Eigenlijk heb ik een beetje medelijden met de minister. Zij was een daadkrachtige burgemeester van Nijmegen en zij geeft ons nu een uitstekende analyse van wat er in Nederland aan de hand is. Zij roept wanhopig dat de politie de baas moet zijn op straat. Hoe kan zij zich vinden in het kabinetsbeleid dat bezuinigt op de politie en politieagenten opjaagt om boetes te innen in plaats van criminelen te vangen? Hoe kan zijn zich vinden in een beleid waarin cellen voor asielzoekers zijn en criminelen op straat lopen? Hoe kan zij akkoord gaan met het feit dat als politieagenten met de dood worden bedreigd, de daders een "verhoogde" straf krijgen. Het is niet om te lachen; die verhoogde straf bestaat uit 60 uur taakstraf in plaats van 40 uur! Minister, vindt u het geen tijd worden om te stoppen met taakstraffen voor dit type misdrijven tegen politieagenten?

Minister Ter Horst:

Ik dank mevrouw Verdonk voor haar compliment dat de analyse er bij mij zo goed uitziet. Ik zou hopen dat dit ook eens bij de vragenstellers het geval was. Stel dat dit soort gedrag toeneemt omdat het aantal politieagenten afneemt. Dan zou ik misschien nog wel bereid zijn om te zeggen: wij doen er meer politieagenten bij. Dat is echter helemaal niet het geval. Mevrouw Verdonk weet, net als al haar collega's, dat het aantal politieagenten de afgelopen jaren alleen maar gestegen is en nog steeds stijgt. Ondanks het gegeven dat dit aantal stijgt, zie je dit soort gedrag. Wij moeten dus niet de indruk wekken dat wij dit soort gedrag kunnen voorkomen door meer politieagenten; dat is niet het geval. Zoals ik zo-even tegen de heer Van Raak zei, men mag mij erop aanspreken dat de operationele capaciteit van de politie, ofwel de mensen op straat, de komende jaren niet omlaag zal gaan.

Mevrouw Verdonk (Verdonk):

Ik heb een vraag gesteld over de taakstraf.

Minister Ter Horst:

Ik ga niet over de straffen; de officieren van justitie en de rechters gaan daarover. De officier van justitie heeft 80 uur taakstraf geëist en de rechter heeft 60 uur toegekend. Hoe je daar ook tegenaan kijkt, dat is meer dan de 40 uur taakstraf die in een vergelijkbaar geval zou worden geëist en toegekend.

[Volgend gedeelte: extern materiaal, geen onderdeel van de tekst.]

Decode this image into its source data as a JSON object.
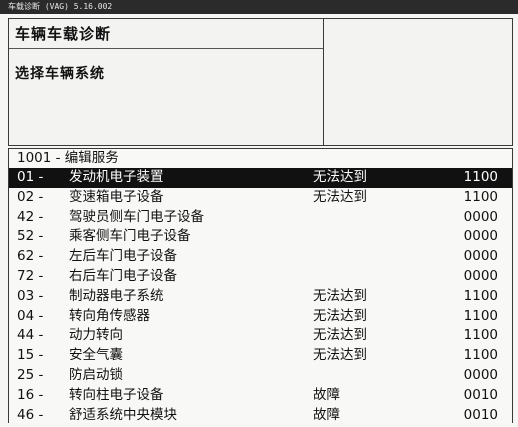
{
  "window": {
    "title": "车载诊断 (VAG) 5.16.002"
  },
  "header": {
    "title": "车辆车载诊断",
    "subtitle": "选择车辆系统"
  },
  "list": {
    "title": "1001 - 编辑服务",
    "rows": [
      {
        "code": "01 -",
        "name": "发动机电子装置",
        "status": "无法达到",
        "value": "1100"
      },
      {
        "code": "02 -",
        "name": "变速箱电子设备",
        "status": "无法达到",
        "value": "1100"
      },
      {
        "code": "42 -",
        "name": "驾驶员侧车门电子设备",
        "status": "",
        "value": "0000"
      },
      {
        "code": "52 -",
        "name": "乘客侧车门电子设备",
        "status": "",
        "value": "0000"
      },
      {
        "code": "62 -",
        "name": "左后车门电子设备",
        "status": "",
        "value": "0000"
      },
      {
        "code": "72 -",
        "name": "右后车门电子设备",
        "status": "",
        "value": "0000"
      },
      {
        "code": "03 -",
        "name": "制动器电子系统",
        "status": "无法达到",
        "value": "1100"
      },
      {
        "code": "04 -",
        "name": "转向角传感器",
        "status": "无法达到",
        "value": "1100"
      },
      {
        "code": "44 -",
        "name": "动力转向",
        "status": "无法达到",
        "value": "1100"
      },
      {
        "code": "15 -",
        "name": "安全气囊",
        "status": "无法达到",
        "value": "1100"
      },
      {
        "code": "25 -",
        "name": "防启动锁",
        "status": "",
        "value": "0000"
      },
      {
        "code": "16 -",
        "name": "转向柱电子设备",
        "status": "故障",
        "value": "0010"
      },
      {
        "code": "46 -",
        "name": "舒适系统中央模块",
        "status": "故障",
        "value": "0010"
      }
    ]
  }
}
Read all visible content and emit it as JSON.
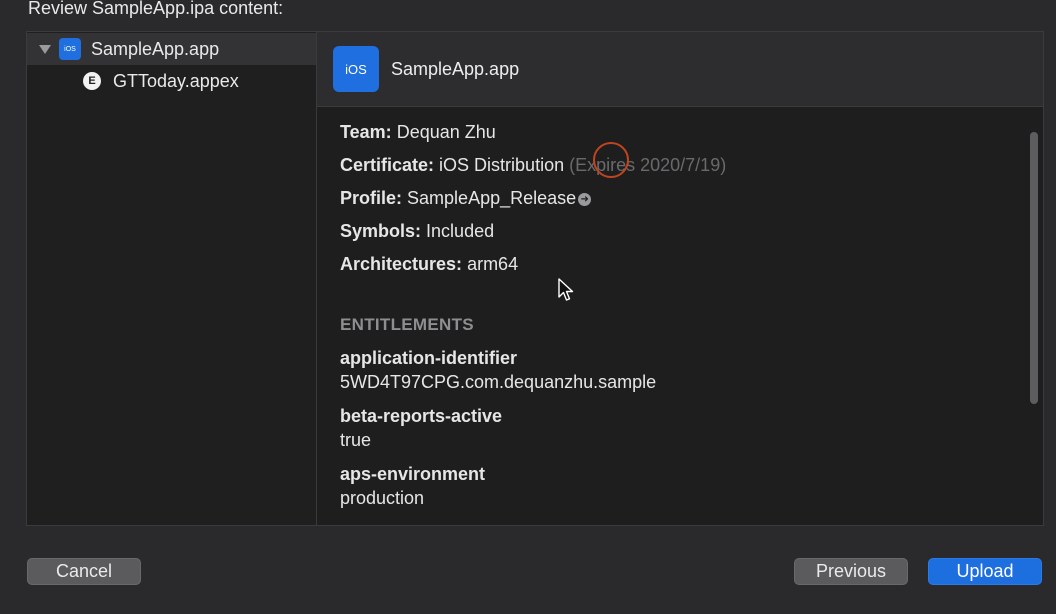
{
  "header": {
    "title": "Review SampleApp.ipa content:"
  },
  "sidebar": {
    "items": [
      {
        "label": "SampleApp.app",
        "badge": "iOS",
        "selected": true
      },
      {
        "label": "GTToday.appex",
        "badge": "E",
        "selected": false
      }
    ]
  },
  "detail": {
    "badge": "iOS",
    "title": "SampleApp.app",
    "team": {
      "label": "Team:",
      "value": "Dequan Zhu"
    },
    "certificate": {
      "label": "Certificate:",
      "value": "iOS Distribution",
      "note": "(Expires 2020/7/19)"
    },
    "profile": {
      "label": "Profile:",
      "value": "SampleApp_Release"
    },
    "symbols": {
      "label": "Symbols:",
      "value": "Included"
    },
    "architectures": {
      "label": "Architectures:",
      "value": "arm64"
    },
    "entitlements_header": "ENTITLEMENTS",
    "entitlements": [
      {
        "key": "application-identifier",
        "value": "5WD4T97CPG.com.dequanzhu.sample"
      },
      {
        "key": "beta-reports-active",
        "value": "true"
      },
      {
        "key": "aps-environment",
        "value": "production"
      }
    ]
  },
  "buttons": {
    "cancel": "Cancel",
    "previous": "Previous",
    "upload": "Upload"
  },
  "colors": {
    "accent": "#1d6fe0",
    "click_ring": "#c0451f"
  }
}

Mevrouw Verdonk (Verdonk):

Mijn vraag was of de minister vindt dat er geen taakstraf meer moet worden opgelegd in dit soort gevallen.

De voorzitter:

De minister zei volgens mij dat zij daarover niet gaat.

Minister Ter Horst:

Ik ga daar niet over. In sommige gevallen wordt geen taakstraf opgelegd. Dan gaat het om misdaden met een langere strafeis dan in dit geval aan de orde is. Het kabinet heeft hierin een onderscheid gemaakt. Dit valt onder de acties waarvoor wel een taakstraf kan worden opgelegd.

De voorzitter:

Nu bijna alle leden aanwezig zijn, wijs ik hen erop dat volgens het Reglement van Orde de maximale tijd voor het stellen van een vraag één minuut bedraagt. Een aantal van hen zit hier ver overheen. Als er twee sets vragen zijn, is dat geen probleem, maar als er vier zijn, gaat het niet lukken. Vandaag was ik soepel, dat kon ook. Ik vraag de leden echter om een aanvullende vraag kort te formuleren.

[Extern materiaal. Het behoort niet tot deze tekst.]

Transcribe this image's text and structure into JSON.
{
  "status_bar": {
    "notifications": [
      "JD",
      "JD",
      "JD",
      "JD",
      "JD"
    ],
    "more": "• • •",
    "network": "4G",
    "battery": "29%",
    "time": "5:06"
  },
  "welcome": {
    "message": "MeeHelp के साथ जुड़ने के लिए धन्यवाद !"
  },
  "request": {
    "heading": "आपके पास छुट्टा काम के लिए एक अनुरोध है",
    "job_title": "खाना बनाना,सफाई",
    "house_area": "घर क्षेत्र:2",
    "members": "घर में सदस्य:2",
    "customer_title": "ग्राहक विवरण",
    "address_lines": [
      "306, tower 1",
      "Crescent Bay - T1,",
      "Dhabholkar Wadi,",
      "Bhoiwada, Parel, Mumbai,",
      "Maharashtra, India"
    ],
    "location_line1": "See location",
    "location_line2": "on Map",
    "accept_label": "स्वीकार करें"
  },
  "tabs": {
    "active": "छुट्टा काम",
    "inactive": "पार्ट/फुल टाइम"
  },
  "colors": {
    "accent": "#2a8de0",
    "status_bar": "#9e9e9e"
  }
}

Ik deel aan de Kamer mee dat de volgende leden zich hebben afgemeld:

Haverkamp, Knops en Van Geel;

Van Dam, Bouchibti en De Roos, de gehele week.

Deze mededeling wordt voor kennisgeving aangenomen.

De voorzitter:

Op de tafel van de griffier ligt een lijst van ingekomen stukken. Op die lijst staan voorstellen voor de behandeling van deze stukken. Als voor het einde van de vergadering daartegen geen bezwaar is gemaakt, neem ik aan dat daarmee wordt ingestemd.